Бреду, качая на руках свою дочь, между веками полировавшихся деревянных скамей. Ниши, в которых проститутки оживляли Библию, брошены. Громадный круглый витраж над входом в ночи кажется черным пятном — так, наверное, выглядит закрытое око бога.
Каждый мой шаг улетает под своды, эхо шаркает по потолку, я один заполняю своими маленькими звуками — покашливанием, распевами бессловесной колыбельной, вопросами «Есть тут кто?» — весь огромный собор.

— Свет! — приказываю я.
— Свет! — приказывает эхо. Ничего. И никого.
Ни единого клиента, которому интересно было бы осквернить святое место. Ни одной продажной женщины, которая торговала бы собой в храме. Ни упрямых сектантов, ни сумасшедших воителей, которые рвались бы сюда обличать богохульников.
Подсвечиваю себе дорогу коммуникатором Эриха Шрейера.
На полу нахожу повестку судебных приставов: закрыто за долги.

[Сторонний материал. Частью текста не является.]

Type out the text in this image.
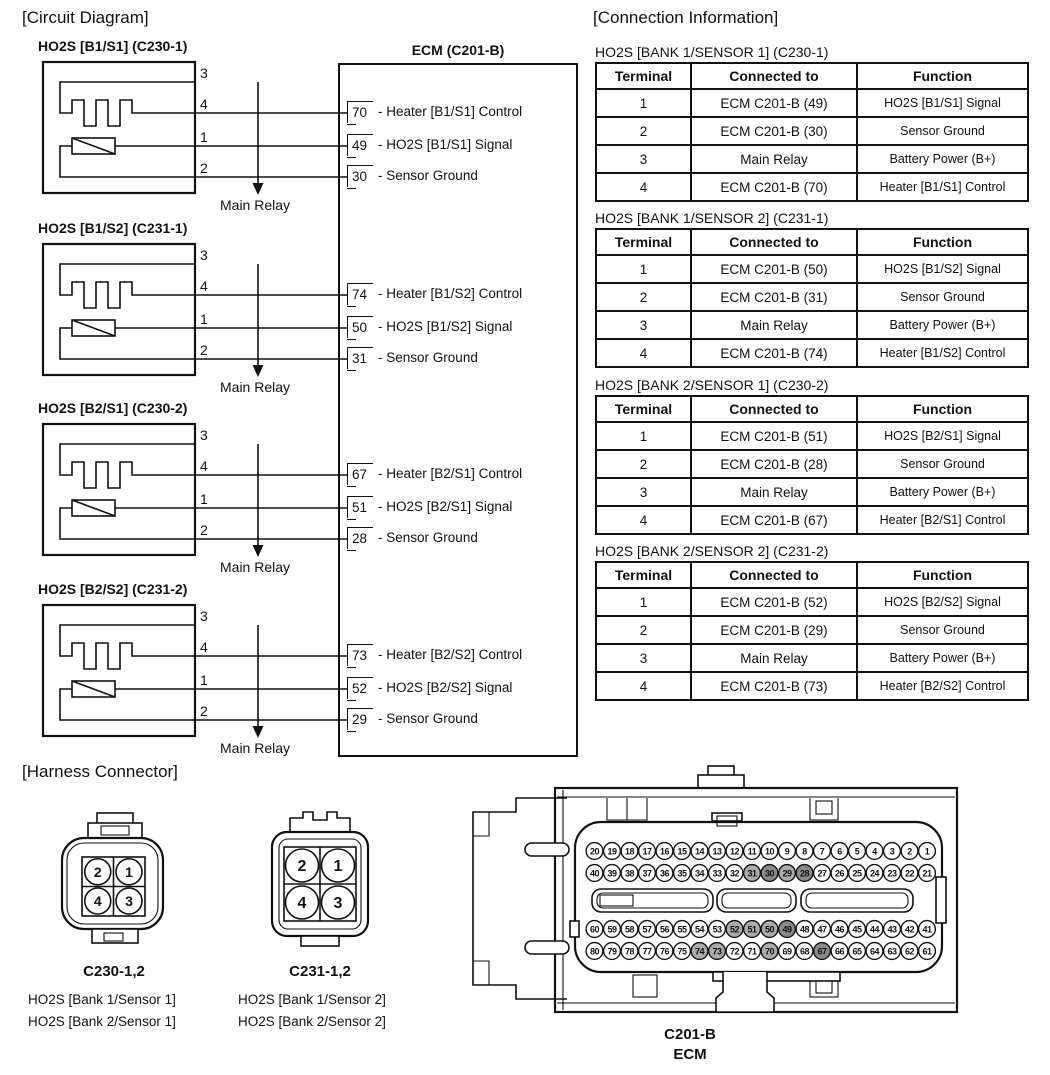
2 1
4 3
2 1
4 3
20 19 18 17 16 15 14 13 12 11 10 9 8 7 6 5 4 3 2 1
40 39 38 37 36 35 34 33 32 31 30 29 28 27 26 25 24 23 22 21
60 59 58 57 56 55 54 53 52 51 50 49 48 47 46 45 44 43 42 41
80 79 78 77 76 75 74 73 72 71 70 69 68 67 66 65 64 63 62 61
[Circuit Diagram]	[Connection Information]
[Harness Connector]
ECM (C201-B)
C230-1,2	C231-1,2
HO2S [Bank 1/Sensor 1]
HO2S [Bank 2/Sensor 1]
HO2S [Bank 1/Sensor 2]
HO2S [Bank 2/Sensor 2]
C201-B
ECM
HO2S [B1/S1] (C230-1)
3
4
1
2
Main Relay
70 - Heater [B1/S1] Control
49 - HO2S [B1/S1] Signal
30 - Sensor Ground
HO2S [B1/S2] (C231-1)
3
4
1
2
Main Relay
74 - Heater [B1/S2] Control
50 - HO2S [B1/S2] Signal
31 - Sensor Ground
HO2S [B2/S1] (C230-2)
3
4
1
2
Main Relay
67 - Heater [B2/S1] Control
51 - HO2S [B2/S1] Signal
28 - Sensor Ground
HO2S [B2/S2] (C231-2)
3
4
1
2
Main Relay
73 - Heater [B2/S2] Control
52 - HO2S [B2/S2] Signal
29 - Sensor Ground
HO2S [BANK 1/SENSOR 1] (C230-1)
Terminal	Connected to	Function
1	ECM C201-B (49)	HO2S [B1/S1] Signal
2	ECM C201-B (30)	Sensor Ground
3	Main Relay	Battery Power (B+)
4	ECM C201-B (70)	Heater [B1/S1] Control
HO2S [BANK 1/SENSOR 2] (C231-1)
Terminal	Connected to	Function
1	ECM C201-B (50)	HO2S [B1/S2] Signal
2	ECM C201-B (31)	Sensor Ground
3	Main Relay	Battery Power (B+)
4	ECM C201-B (74)	Heater [B1/S2] Control
HO2S [BANK 2/SENSOR 1] (C230-2)
Terminal	Connected to	Function
1	ECM C201-B (51)	HO2S [B2/S1] Signal
2	ECM C201-B (28)	Sensor Ground
3	Main Relay	Battery Power (B+)
4	ECM C201-B (67)	Heater [B2/S1] Control
HO2S [BANK 2/SENSOR 2] (C231-2)
Terminal	Connected to	Function
1	ECM C201-B (52)	HO2S [B2/S2] Signal
2	ECM C201-B (29)	Sensor Ground
3	Main Relay	Battery Power (B+)
4	ECM C201-B (73)	Heater [B2/S2] Control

Клуб «Фетиш» разорился. Даже сериал о жизни Христа его не спас. Не смог оплачивать счета за аренду, электричество, ремонт. Наглый мелкий рачок забрался в окаменелую броню гигантского доисторического моллюска, покрутился-покрутился — и сбежал.
Я тут один. Последний и самый верный клиент.

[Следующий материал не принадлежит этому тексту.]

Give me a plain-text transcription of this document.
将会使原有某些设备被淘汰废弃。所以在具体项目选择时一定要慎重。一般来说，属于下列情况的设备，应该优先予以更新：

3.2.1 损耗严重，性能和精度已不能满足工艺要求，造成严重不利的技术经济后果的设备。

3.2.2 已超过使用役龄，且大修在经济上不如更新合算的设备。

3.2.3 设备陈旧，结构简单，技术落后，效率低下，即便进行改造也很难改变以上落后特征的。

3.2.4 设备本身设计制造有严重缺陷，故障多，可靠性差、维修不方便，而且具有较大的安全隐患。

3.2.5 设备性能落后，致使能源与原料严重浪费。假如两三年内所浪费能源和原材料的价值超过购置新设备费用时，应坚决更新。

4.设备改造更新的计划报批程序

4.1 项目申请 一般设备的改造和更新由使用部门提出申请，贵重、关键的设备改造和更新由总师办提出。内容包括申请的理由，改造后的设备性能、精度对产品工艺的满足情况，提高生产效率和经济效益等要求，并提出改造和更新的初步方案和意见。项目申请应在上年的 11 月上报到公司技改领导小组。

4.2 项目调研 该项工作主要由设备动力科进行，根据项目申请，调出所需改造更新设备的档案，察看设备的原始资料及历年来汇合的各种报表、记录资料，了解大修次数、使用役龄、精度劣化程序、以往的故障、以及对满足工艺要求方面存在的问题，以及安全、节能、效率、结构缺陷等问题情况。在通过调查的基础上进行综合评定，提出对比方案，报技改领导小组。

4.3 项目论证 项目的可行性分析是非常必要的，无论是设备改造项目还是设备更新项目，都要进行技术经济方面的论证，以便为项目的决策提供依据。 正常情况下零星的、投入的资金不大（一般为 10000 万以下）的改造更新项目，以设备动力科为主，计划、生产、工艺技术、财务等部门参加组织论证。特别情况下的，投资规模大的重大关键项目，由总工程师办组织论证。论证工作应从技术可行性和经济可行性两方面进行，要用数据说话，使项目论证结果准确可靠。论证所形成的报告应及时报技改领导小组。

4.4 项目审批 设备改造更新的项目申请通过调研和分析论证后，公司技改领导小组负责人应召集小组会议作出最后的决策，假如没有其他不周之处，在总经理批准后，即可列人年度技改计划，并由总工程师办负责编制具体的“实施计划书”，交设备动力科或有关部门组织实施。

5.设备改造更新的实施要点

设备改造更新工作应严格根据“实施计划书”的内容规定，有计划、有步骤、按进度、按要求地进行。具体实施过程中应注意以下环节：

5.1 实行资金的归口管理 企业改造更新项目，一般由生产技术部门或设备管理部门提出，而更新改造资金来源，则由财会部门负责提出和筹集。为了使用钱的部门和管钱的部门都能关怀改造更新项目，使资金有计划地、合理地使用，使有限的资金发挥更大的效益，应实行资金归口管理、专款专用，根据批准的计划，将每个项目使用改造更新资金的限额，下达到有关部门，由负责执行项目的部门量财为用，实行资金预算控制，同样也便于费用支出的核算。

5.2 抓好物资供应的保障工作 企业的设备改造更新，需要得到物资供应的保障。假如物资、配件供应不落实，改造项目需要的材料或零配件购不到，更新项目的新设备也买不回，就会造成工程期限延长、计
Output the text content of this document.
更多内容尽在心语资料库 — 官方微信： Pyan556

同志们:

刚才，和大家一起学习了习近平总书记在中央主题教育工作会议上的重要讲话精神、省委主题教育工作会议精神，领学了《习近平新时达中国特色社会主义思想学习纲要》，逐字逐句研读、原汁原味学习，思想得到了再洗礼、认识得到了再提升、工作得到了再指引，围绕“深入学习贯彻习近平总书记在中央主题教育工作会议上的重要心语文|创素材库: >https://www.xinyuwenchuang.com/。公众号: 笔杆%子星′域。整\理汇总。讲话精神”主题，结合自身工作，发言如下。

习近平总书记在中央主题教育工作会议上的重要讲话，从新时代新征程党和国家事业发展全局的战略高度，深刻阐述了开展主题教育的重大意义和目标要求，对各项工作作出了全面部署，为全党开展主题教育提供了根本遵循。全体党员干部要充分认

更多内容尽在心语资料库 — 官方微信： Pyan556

Она опять ворочается, плачет — и кто-то плачет на небе. Сучит ножками: снова проголодалась. Ничего, ничего, тише-тише-тише, у нас тут есть еще молочко, тетя Берта нам припасла. Треть ты уже съела, так что не жадничай, нам надо экономить.
Она не хочет отпускать соску, гримасничает, ноет; забираю насилу. Лучше немного сейчас и немного потом. Отнимаю молоко, поднимаю, ношу ее столбиком — чтобы она срыгнула воздух, которого она наглоталась от жадности.

Шагаю туда-обратно по разоренному нефу, стучу ей по спинке, пока она наконец не выпускает со смешным звуком лишнее и не перестает страдальчески ныть. Только тогда она опускает тяжелую голову на тонкой слабой шее мне на плечо.
Но не засыпает — а таращится в темноту, угукает, подергивает своими лапками: живет. Почему-то ей тут не страшно. Я глажу ее по голове, по прозрачным жидким кудрям, осторожно, чтобы не надавить на пульсирующий родничок. Она молчит, разрешает мне побыть с собой.

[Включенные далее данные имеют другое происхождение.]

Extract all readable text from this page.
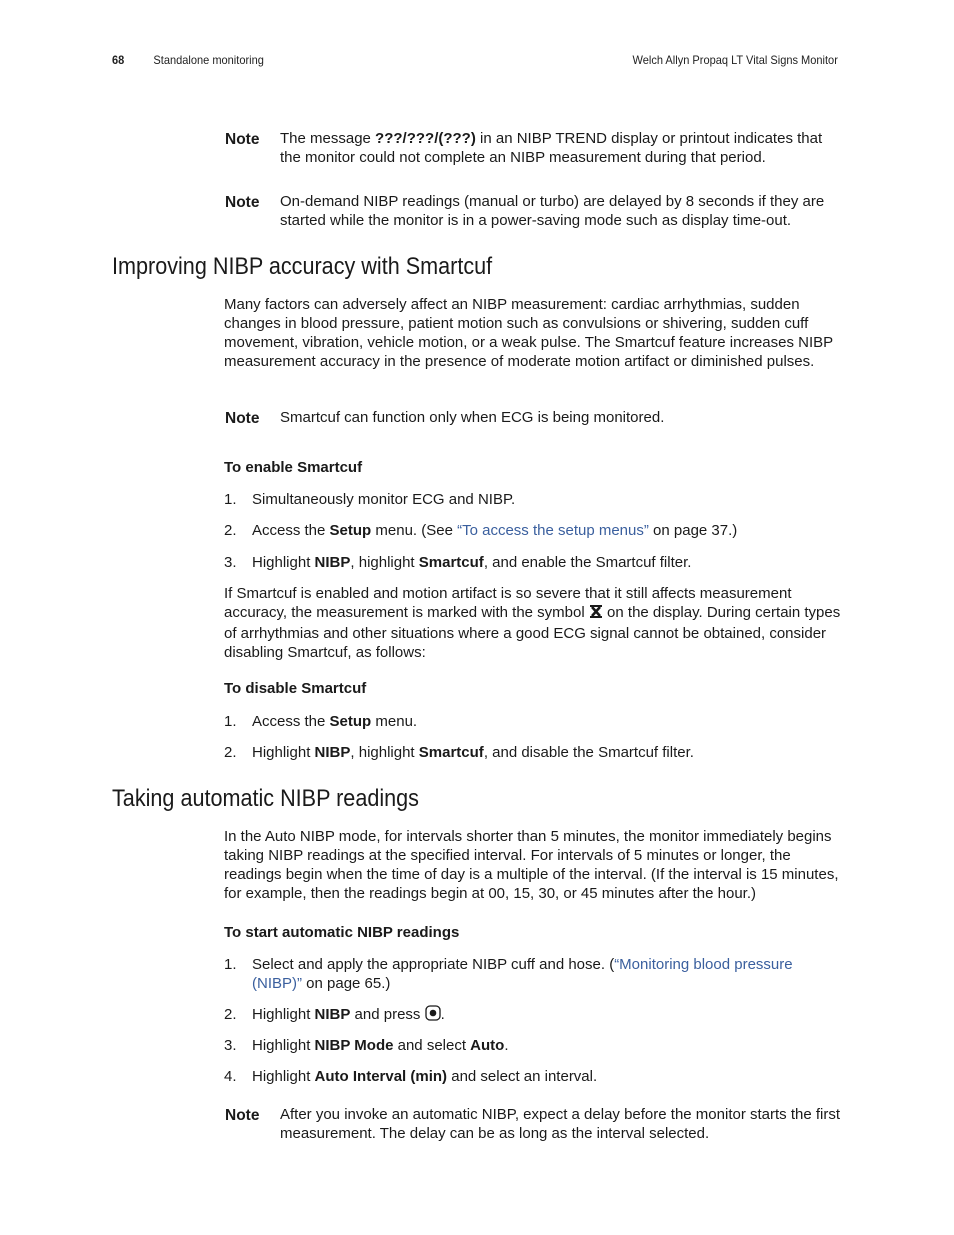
68 Standalone monitoring	Welch Allyn Propaq LT Vital Signs Monitor
Note The message ???/???/(???) in an NIBP TREND display or printout indicates that the monitor could not complete an NIBP measurement during that period.
Note On-demand NIBP readings (manual or turbo) are delayed by 8 seconds if they are started while the monitor is in a power-saving mode such as display time-out.
Improving NIBP accuracy with Smartcuf
Many factors can adversely affect an NIBP measurement: cardiac arrhythmias, sudden changes in blood pressure, patient motion such as convulsions or shivering, sudden cuff movement, vibration, vehicle motion, or a weak pulse. The Smartcuf feature increases NIBP measurement accuracy in the presence of moderate motion artifact or diminished pulses.
Note Smartcuf can function only when ECG is being monitored.
To enable Smartcuf
1. Simultaneously monitor ECG and NIBP.
2. Access the Setup menu. (See “To access the setup menus” on page 37.)
3. Highlight NIBP, highlight Smartcuf, and enable the Smartcuf filter.
If Smartcuf is enabled and motion artifact is so severe that it still affects measurement accuracy, the measurement is marked with the symbol on the display. During certain types of arrhythmias and other situations where a good ECG signal cannot be obtained, consider disabling Smartcuf, as follows:
To disable Smartcuf
1. Access the Setup menu.
2. Highlight NIBP, highlight Smartcuf, and disable the Smartcuf filter.
Taking automatic NIBP readings
In the Auto NIBP mode, for intervals shorter than 5 minutes, the monitor immediately begins taking NIBP readings at the specified interval. For intervals of 5 minutes or longer, the readings begin when the time of day is a multiple of the interval. (If the interval is 15 minutes, for example, then the readings begin at 00, 15, 30, or 45 minutes after the hour.)
To start automatic NIBP readings
1. Select and apply the appropriate NIBP cuff and hose. (“Monitoring blood pressure (NIBP)” on page 65.)
2. Highlight NIBP and press .
3. Highlight NIBP Mode and select Auto.
4. Highlight Auto Interval (min) and select an interval.
Note After you invoke an automatic NIBP, expect a delay before the monitor starts the first measurement. The delay can be as long as the interval selected.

Двадцатиметровым айсбергом в ночном океане выплывают на меня старинные астрономические часы, гордость клуба «Фетиш» и всех предыдущих обитателей этой окаменелости. Те самые, у которых я всегда останавливался, когда приходил сюда раньше. Два круглых циферблата: на нижнем — римские цифры, на верхнем — шесть позолоченных планеток Солнечной системы на шести черных стрелках. И еще одна часть: та, что показывает прецессию земной оси. Та, полный оборот которой занимает двадцать шесть тысяч лет. Помню, я все бился над загадкой: зачем часовщику было создавать механизм, который так его унижал, который показывал ему цену и длину всей его жизни — один жалкий градус, одно из трехсот шестидесяти делений циферблата.

Я приходил сюда вечно юным. Тогда я считал, что часовщик вручную вращал планеты, перематывал десятки тысяч лет, как ему вздумается, — чтобы так спорить со своей сиюминутностью, с бессмысленностью своего земного срока.
И вот я смотрю на эти часы опять. Они стоят. Некому подзавести — а я не умею.
В Либфрауенмюнстере время остановилось. Застыли минуты, застряли планеты.

А мое собственное солнце теперь носится вокруг земли, как то взбесившееся светило в окнах Беатрис Фукуямы; за каждый день мне начисляют сто. И мне осталось совсем чуть-чуть этих мелькающих лет, если я не приму предложение Эриха Шрейера.
Сейчас я по-другому понимаю часовщика. Он покушался на время, но иначе.

Крутить стрелки, играть шестеренками — мальчишество. Ты ведь всегда помнишь, что просто влез часам в потроха; что мошенничаешь, и глупо. Верить, что стрелки заведуют временем, могут только трехлетние.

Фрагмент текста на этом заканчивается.